It seems to me that it's time for a reality check for those that have a marine tank. Over the last few months, the number of people jumping into the marine hobby has been unbelievable, and the reality check is that well over half should not even have their tank setup yet. Your "learn-as-you-go" approach has set you up for disaster. Ok, now that I have your attention and probably have some of you on the defensive, I'll explain myself.

I read over and over the following statement in posts "The tank has been running for (1-4) months and all is well." The reality is that "all is well" but only so far. A 4 month old marine tank is a very very young tank. Marine tanks are not instantly stable after they cycle, they take time to mature. The fact is, it takes 1-2 years for a marine tank to mature, and even then it is still maturing. I have seen a 1.5 year old reef tank crash, and it was carefully maintained by people who had years and years of experience in the hobby. Starting a single thread and asking a few questions on it and then reading a couple of articles does not constitute sufficient research before jumping in.

When I started my 125gal reef, I joined a forum that was devoted entirely to marine tanks. I posted my plans and then revised them over and over and over again as I received helpful advice. I posted over 750 times in a 1 month period asking questions of one of the most brilliant and most experienced reef keepers in the US. Besides that, I went back through every single issue (2 years worth) of my Tropical Fish Hobbyist magazines and I read the SW Q&A sections entirely along with every article about salt water in them as well. I picked up books, I browsed websites, and I picked brains locally. All in all, I did nearly 2 years worth of research before I put the first drop of salt water in that tank. Now my tank is not yet a year old, but it is doing very well, but I also have the knowledge that I've done things right and that it should continue to do so. I have done the reading and I understand the complexity of the environment contained within that tank. I see something happening and I understand why, I don't have to run to a forum to ask what is happening. In a marine tank, what you do during setup can have an effect 10-12 months even 2 years or more down the road. You need to know exactly what you are doing before you start. Some of you can't even figure out why you have the algae you have in a 1-2 month old tank.

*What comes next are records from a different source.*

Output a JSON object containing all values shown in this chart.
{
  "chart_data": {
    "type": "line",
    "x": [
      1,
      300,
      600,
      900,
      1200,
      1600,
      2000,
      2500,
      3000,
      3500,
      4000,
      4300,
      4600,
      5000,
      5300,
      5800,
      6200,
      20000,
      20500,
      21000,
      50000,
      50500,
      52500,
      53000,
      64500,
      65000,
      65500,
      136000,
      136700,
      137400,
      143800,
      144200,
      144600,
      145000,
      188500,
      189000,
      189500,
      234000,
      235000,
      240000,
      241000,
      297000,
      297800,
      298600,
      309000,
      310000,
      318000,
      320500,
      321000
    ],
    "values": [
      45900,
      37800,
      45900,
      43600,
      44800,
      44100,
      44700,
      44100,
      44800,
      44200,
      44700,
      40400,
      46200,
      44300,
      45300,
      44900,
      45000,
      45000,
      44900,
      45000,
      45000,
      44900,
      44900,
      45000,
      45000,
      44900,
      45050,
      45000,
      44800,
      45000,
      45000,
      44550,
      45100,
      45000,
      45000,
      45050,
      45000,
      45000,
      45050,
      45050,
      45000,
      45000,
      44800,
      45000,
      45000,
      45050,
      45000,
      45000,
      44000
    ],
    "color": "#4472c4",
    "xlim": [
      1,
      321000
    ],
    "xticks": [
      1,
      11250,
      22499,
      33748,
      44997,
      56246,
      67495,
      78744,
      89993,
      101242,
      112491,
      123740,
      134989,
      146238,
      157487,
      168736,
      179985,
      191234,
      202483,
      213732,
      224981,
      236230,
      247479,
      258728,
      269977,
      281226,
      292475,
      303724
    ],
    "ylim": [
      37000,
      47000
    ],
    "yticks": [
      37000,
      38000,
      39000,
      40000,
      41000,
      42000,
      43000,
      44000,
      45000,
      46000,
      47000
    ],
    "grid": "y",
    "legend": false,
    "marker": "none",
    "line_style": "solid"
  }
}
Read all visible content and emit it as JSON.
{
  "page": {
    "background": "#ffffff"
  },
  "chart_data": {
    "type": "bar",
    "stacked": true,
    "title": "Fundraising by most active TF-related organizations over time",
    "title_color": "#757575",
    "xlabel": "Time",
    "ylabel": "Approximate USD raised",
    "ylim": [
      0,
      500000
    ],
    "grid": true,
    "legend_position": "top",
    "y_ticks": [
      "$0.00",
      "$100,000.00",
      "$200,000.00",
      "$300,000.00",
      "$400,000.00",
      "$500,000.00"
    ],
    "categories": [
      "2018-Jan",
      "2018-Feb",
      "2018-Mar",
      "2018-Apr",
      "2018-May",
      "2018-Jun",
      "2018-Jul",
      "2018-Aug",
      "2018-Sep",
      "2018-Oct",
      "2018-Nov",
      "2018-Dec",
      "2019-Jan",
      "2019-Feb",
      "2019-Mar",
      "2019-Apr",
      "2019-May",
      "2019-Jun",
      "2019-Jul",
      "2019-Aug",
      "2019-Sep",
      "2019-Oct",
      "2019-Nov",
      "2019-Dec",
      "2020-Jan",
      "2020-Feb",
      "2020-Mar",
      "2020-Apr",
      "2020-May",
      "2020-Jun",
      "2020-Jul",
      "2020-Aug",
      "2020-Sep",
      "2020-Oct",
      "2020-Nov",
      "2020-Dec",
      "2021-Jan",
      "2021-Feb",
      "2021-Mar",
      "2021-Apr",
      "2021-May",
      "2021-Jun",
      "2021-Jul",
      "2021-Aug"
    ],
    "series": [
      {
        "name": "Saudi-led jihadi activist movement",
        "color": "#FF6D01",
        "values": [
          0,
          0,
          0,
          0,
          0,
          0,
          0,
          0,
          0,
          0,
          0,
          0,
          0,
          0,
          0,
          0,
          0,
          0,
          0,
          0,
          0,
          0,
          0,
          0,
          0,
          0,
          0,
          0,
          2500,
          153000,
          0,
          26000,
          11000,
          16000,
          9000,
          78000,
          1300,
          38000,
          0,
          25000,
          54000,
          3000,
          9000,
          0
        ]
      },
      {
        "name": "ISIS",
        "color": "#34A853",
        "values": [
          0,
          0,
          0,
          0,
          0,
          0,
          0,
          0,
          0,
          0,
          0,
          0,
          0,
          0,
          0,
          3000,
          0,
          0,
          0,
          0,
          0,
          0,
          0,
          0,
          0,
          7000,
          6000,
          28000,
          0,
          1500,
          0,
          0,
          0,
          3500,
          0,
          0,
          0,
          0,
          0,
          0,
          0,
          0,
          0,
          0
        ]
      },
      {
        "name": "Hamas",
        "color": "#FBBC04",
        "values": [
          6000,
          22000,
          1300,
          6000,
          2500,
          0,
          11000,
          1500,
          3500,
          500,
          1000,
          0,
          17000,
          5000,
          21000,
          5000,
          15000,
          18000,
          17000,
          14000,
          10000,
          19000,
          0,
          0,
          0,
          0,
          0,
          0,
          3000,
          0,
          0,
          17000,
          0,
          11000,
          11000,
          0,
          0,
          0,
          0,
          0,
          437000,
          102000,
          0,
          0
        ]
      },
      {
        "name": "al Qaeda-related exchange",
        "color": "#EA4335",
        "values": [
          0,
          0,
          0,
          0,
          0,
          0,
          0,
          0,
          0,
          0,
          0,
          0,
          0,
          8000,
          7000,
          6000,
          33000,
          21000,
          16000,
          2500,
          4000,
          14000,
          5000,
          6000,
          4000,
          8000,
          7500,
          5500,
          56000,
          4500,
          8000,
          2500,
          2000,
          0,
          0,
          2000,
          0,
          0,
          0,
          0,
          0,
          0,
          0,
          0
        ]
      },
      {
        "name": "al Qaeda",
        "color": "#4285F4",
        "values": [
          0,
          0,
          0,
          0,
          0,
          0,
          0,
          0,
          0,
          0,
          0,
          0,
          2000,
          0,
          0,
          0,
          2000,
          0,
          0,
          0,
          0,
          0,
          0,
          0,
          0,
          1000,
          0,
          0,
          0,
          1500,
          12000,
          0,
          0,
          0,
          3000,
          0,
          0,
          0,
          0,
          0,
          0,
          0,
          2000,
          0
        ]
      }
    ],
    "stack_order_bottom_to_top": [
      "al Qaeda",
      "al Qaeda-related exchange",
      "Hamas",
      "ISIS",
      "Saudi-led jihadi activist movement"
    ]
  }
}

The "learn-as-you-go" method creates a serious danger, it allows you to do something wrong and not have any immediate consequences. This creates a false sense of security, because you may very well have a problem 2 months down the road. Example: You have a 20 gal tank and you look at it and it is crawling with Pods so you think "great, I have a large pod population, I can support a Mandarin." So you go out and buy that mandarin. 4 Months later you have an emaciated Mandarin dead on the bottom of your tank one morning, no pods in the tank and you can't figure out what went wrong. Another example; you have a 1 month old 20-30 gal tank and you see all kinds of algae on the back wall so you go buy a lawnmower blenny to eat it. 6 months later you have a very clean back wall and no lawnmower blenny and you are completely surprised.

This danger also leads to another major problem, that false sense of security and serious lack of understanding leads you to think you know what you are doing and that you have done things right. That confidence leads you to tell others that doing it your way works great. The sad reality is, in a year, you could very well end up out of the marine hobby due to discouragement because your tank has problems that you don't understand and can't seem to fix, and everyone that has followed the pied piper will be in the same situation.

There are those of you here that I applaud, you want a marine tank but recoginze that you shouldn't have one yet because you understand you are not ready for one. There are those of you that have a marine tank and have done all the proper research and preparation, and you will succeed. But, for the rest of you that have done the "learn-as-you-go" method, please, do others a favor and do not encourage them to do as you have done. You may think my examples have been extreme, I assure you, they are not, they are quite real. When we tell you that "nothing good happens fast in a marine tank" we mean it. When we say "stock slowly" that doesn't mean it takes you 2 months to reach full stocking level. My tank is 11 months old now and it is not yet fully stocked.

The unfortunate part of this post is this, too many of you will look at it and say "that's not me, that's not what I've done" when in reality it is you and that is what you are doing. I can only think of 1 or 2 marine tanks started in the last 3-4 months by members of this site that have been done right, and they will succeed.